Given that universities have the potential to play such a central role, how can we ensure that community-engaged scholarship or transdisciplinarity are embedded in their approach? For Dr. Reed, it starts with a commitment to advancing equity, diversity and inclusion, both in academia and society in general.

“We need to address sustainability challenges in a way that considers the social challenges and inequalities that are embedded in our institutions,” says Dr. Reed, who has long advocated for increasing the participation of women and other equity-deserving groups in decisions about the environment and development.

“There is still a lot of work to be done to ensure people feel welcome to make a contribution in fields where they are currently underrepresented,” she says. “We have to make changes to our norms and expectations to become more inclusive.”

Shifting societal norms requires leadership and skill-building, and Dr. Reed recently received funding from the Social Sciences and Humanities Research Council to lead the international TRANSdisciplinary Education Collaboration for Transformations in Sustainability (TRANSECTS) program. TRANSECTS offers flexible and accessible pathways for training, professional development, mentorship and networking for change-makers in Canada and internationally, with a focus on “the professional, relational and intercultural skills that enable students and practitioners to address sustainability challenges together.”

There is consensus among Dr. Reed, Ms. Simons and Mr. Hopkins that outcomes can be enhanced by drawing on various forms of knowledge, including scientific research, Indigenous knowledge and people’s lived experience, and by engaging a diversity of actors in a societal push to advance climate adaptation.

If learnings from Canada’s UNESCO biospheres are an indication, efforts to create partnerships – and to include reconciliation along with biodiversity conservation and sustainable development among the objectives for these model regions – are already bearing fruit.

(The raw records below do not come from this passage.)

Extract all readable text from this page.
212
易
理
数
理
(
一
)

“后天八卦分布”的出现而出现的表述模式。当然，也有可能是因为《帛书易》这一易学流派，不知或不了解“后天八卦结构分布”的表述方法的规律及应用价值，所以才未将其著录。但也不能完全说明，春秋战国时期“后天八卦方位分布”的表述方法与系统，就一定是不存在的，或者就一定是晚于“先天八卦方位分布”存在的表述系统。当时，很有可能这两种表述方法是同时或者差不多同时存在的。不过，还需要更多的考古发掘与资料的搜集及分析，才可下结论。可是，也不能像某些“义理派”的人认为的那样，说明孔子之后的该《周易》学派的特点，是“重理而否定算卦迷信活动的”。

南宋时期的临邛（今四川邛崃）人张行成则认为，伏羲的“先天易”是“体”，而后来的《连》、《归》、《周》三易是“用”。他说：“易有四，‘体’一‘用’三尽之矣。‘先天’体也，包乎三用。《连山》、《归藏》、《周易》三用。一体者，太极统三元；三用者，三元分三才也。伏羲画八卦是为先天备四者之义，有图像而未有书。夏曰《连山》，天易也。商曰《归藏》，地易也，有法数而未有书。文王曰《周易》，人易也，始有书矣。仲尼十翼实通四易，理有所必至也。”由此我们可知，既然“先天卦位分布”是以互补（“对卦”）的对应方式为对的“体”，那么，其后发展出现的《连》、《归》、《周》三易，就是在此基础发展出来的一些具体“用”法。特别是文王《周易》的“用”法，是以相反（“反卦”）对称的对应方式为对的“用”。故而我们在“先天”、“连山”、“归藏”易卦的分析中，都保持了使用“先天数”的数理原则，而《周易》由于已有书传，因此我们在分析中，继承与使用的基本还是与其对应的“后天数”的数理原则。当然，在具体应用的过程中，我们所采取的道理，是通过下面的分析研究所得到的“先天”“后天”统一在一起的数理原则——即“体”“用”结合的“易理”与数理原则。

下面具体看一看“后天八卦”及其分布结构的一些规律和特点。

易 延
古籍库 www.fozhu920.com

As Joyce Williams, Skwxwú7mesh Úxwumixw councillor and co-chair of Howe Sound Biosphere Region Initiative Society Board puts it: “Átl’ka7tsem is really about beauty and hope, as much as it is about sustainable development and conservation. This biosphere region continues to bring all communities in Átl’ka7tsem together for effective decision-making and also gets people out on the land. Building that connection to the territory and the land inspires us all to better honour and respect the environment, and the life that lives here.”